Fixing what’s wrong with school finances

The school board could have and should have seen all this coming much sooner.

With the resignation of Kay Adams, Vashon Island School District’s (VISD) director of business and finance, the district now faces a serious setback in terms of its efforts to overcome its current fiscal woes.

Adams’s work, much of it carried out as the rock-steady right-hand to VISD’s former financial chief, Matt Sullivan, has been exemplary, and we hoped that her depth of experience and institutional knowledge might guide the district’s superintendent and board in an effort to correct course from a pattern of unsustainable spending that has now resulted in the present financial situation.

Unfortunately, that won’t be the case now, with the district embarking on a search to quickly replace Adams, even as it develops a financial plan that could change much of what has been greatly admired about our school district in the past.

The district’s current solvency and sustainability plan (see article, page 1) outlines the very real possibility of the district implementing larger class sizes, increasing meal prices, continuing reductions in its workforce, and even — incredibly — the possibility of it reducing extracurricular activities in the district.

It’s difficult to see how any of this could help attract more off-island students to the district — one of the key revenue-enhancing directives of the plan — or help fulfill the district’s broad promises to the community contained in its arching strategic plan that was unveiled earlier this year.

It’s beyond time now for the superintendent and board to hold themselves accountable for what has now come to pass in the district. But we don’t see that happening yet.

Rather, we have seen them continue to put the blame for the current crisis completely on the flawed funding model with which our state funds basic education — a true problem, but one that long predates VISD’s current financial crisis.

In an op-ed that recently ran in The Beachcomber, which has also been double-purposed as an opening essay to VISD’s solvency and sustainability plan, VISD’s superintendent, Slade McSheey, and all five school board members continue to focus on the reasons they’re not to blame for the district’s “ongoing revenue challenge.”

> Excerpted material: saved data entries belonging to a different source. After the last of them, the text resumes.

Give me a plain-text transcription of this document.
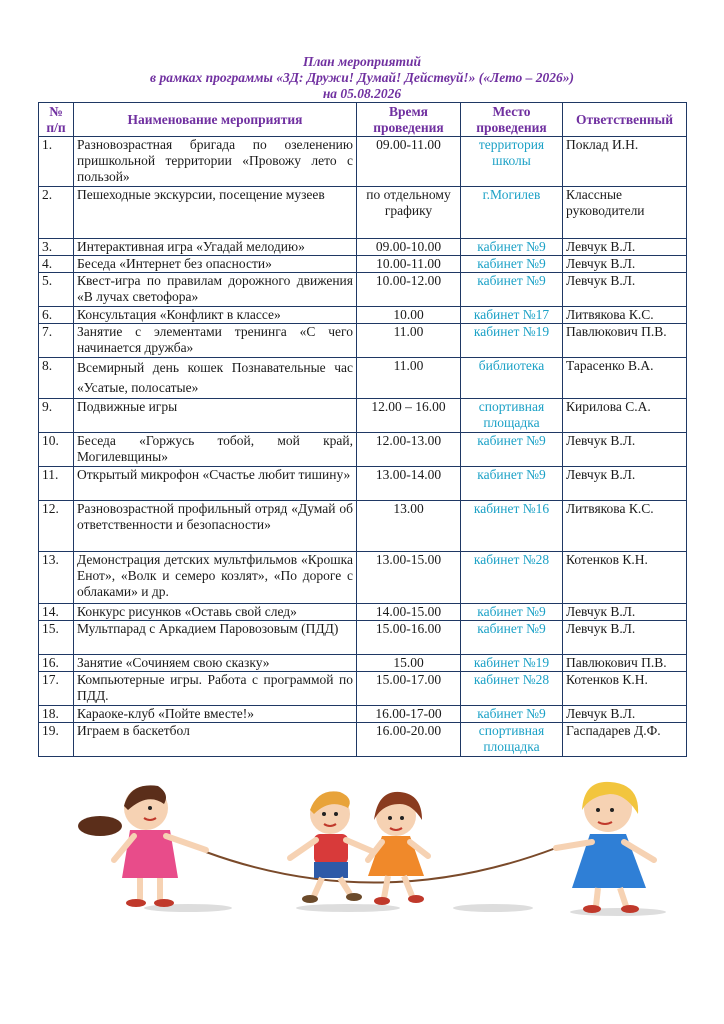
План мероприятий
в рамках программы «3Д: Дружи! Думай! Действуй!» («Лето – 2026»)
на 05.08.2026
№ п/п	Наименование мероприятия	Время проведения	Место проведения	Ответственный
1.	Разновозрастная бригада по озеленению пришкольной территории «Провожу лето с пользой»	09.00-11.00	территория школы	Поклад И.Н.
2.	Пешеходные экскурсии, посещение музеев	по отдельному графику	г.Могилев	Классные руководители
3.	Интерактивная игра «Угадай мелодию»	09.00-10.00	кабинет №9	Левчук В.Л.
4.	Беседа «Интернет без опасности»	10.00-11.00	кабинет №9	Левчук В.Л.
5.	Квест-игра по правилам дорожного движения «В лучах светофора»	10.00-12.00	кабинет №9	Левчук В.Л.
6.	Консультация «Конфликт в классе»	10.00	кабинет №17	Литвякова К.С.
7.	Занятие с элементами тренинга «С чего начинается дружба»	11.00	кабинет №19	Павлюкович П.В.
8.	Всемирный день кошек Познавательные час «Усатые, полосатые»	11.00	библиотека	Тарасенко В.А.
9.	Подвижные игры	12.00 – 16.00	спортивная площадка	Кирилова С.А.
10.	Беседа «Горжусь тобой, мой край, Могилевщины»	12.00-13.00	кабинет №9	Левчук В.Л.
11.	Открытый микрофон «Счастье любит тишину»	13.00-14.00	кабинет №9	Левчук В.Л.
12.	Разновозрастной профильный отряд «Думай об ответственности и безопасности»	13.00	кабинет №16	Литвякова К.С.
13.	Демонстрация детских мультфильмов «Крошка Енот», «Волк и семеро козлят», «По дороге с облаками» и др.	13.00-15.00	кабинет №28	Котенков К.Н.
14.	Конкурс рисунков «Оставь свой след»	14.00-15.00	кабинет №9	Левчук В.Л.
15.	Мультпарад с Аркадием Паровозовым (ПДД)	15.00-16.00	кабинет №9	Левчук В.Л.
16.	Занятие «Сочиняем свою сказку»	15.00	кабинет №19	Павлюкович П.В.
17.	Компьютерные игры. Работа с программой по ПДД.	15.00-17.00	кабинет №28	Котенков К.Н.
18.	Караоке-клуб «Пойте вместе!»	16.00-17-00	кабинет №9	Левчук В.Л.
19.	Играем в баскетбол	16.00-20.00	спортивная площадка	Гаспадарев Д.Ф.
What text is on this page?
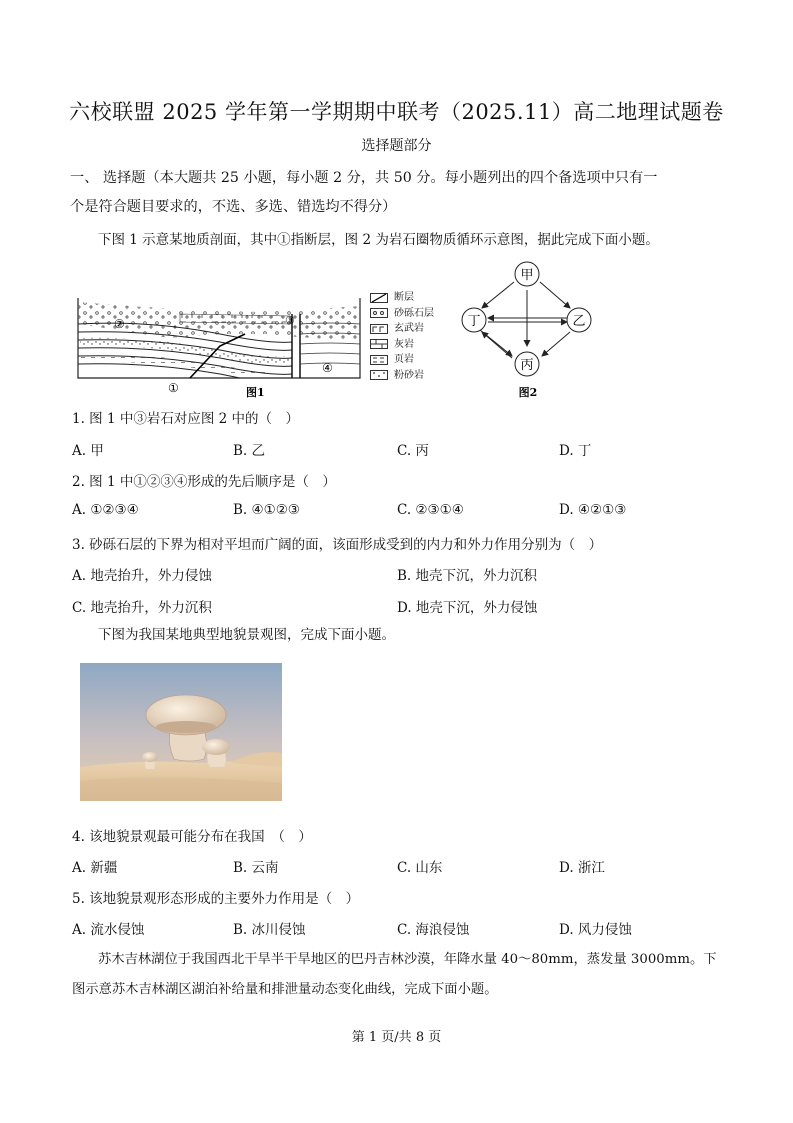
六校联盟 2025 学年第一学期期中联考（2025.11）高二地理试题卷
选择题部分
一、 选择题（本大题共 25 小题，每小题 2 分，共 50 分。每小题列出的四个备选项中只有一
个是符合题目要求的，不选、多选、错选均不得分）
下图 1 示意某地质剖面，其中①指断层，图 2 为岩石圈物质循环示意图，据此完成下面小题。
②	③
④
①	图1
断层
砂砾石层
玄武岩
灰岩
页岩
粉砂岩
甲
乙
丙
丁
图2
1. 图 1 中③岩石对应图 2 中的（　）
A. 甲	B. 乙	C. 丙	D. 丁
2. 图 1 中①②③④形成的先后顺序是（　）
A. ①②③④	B. ④①②③	C. ②③①④	D. ④②①③
3. 砂砾石层的下界为相对平坦而广阔的面，该面形成受到的内力和外力作用分别为（　）
A. 地壳抬升，外力侵蚀	B. 地壳下沉，外力沉积
C. 地壳抬升，外力沉积	D. 地壳下沉，外力侵蚀
下图为我国某地典型地貌景观图，完成下面小题。
4. 该地貌景观最可能分布在我国　（　）
A. 新疆	B. 云南	C. 山东	D. 浙江
5. 该地貌景观形态形成的主要外力作用是（　）
A. 流水侵蚀	B. 冰川侵蚀	C. 海浪侵蚀	D. 风力侵蚀
苏木吉林湖位于我国西北干旱半干旱地区的巴丹吉林沙漠，年降水量 40～80mm，蒸发量 3000mm。下
图示意苏木吉林湖区湖泊补给量和排泄量动态变化曲线，完成下面小题。
第 1 页/共 8 页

They use what sounds like corporate spin, discussing the strategic plan’s “North Star” promise and using vague language about values. And when they finally address a consultant’s recent financial report — one that called the district’s spending in 2020 and 2021 “unsustainable” — their first citation in the report’s findings was that the consultant said the district was not in this mess due to mismanagement.

Despite this assertion — made by a consultant working on behalf of an association that supports the work of school superintendents — the report also detailed how VISD’s salaries are higher than in comparable districts, how VISD has been deficit spending at a rapid rate, and how the district’s fund balance — a kind of rainy-day reserve — is far lower than other districts.

The school board could have and should have seen all this coming much sooner.

These elected officials play a critical role in our community, overseeing our largest taxing district and also ensuring that our children receive an excellent education. Each member is separately elected and separately accountable.

They also should serve as the boss, rather than the lockstep council of the superintendent — one of the most highly paid public servants on Vashon.

At a moment like this — as the district faces serious financial problems as well as ongoing investigations of serious misconduct by teachers — the community needs to see the board rise to the challenge before it and finally fulfill its role of providing strong and independent oversight.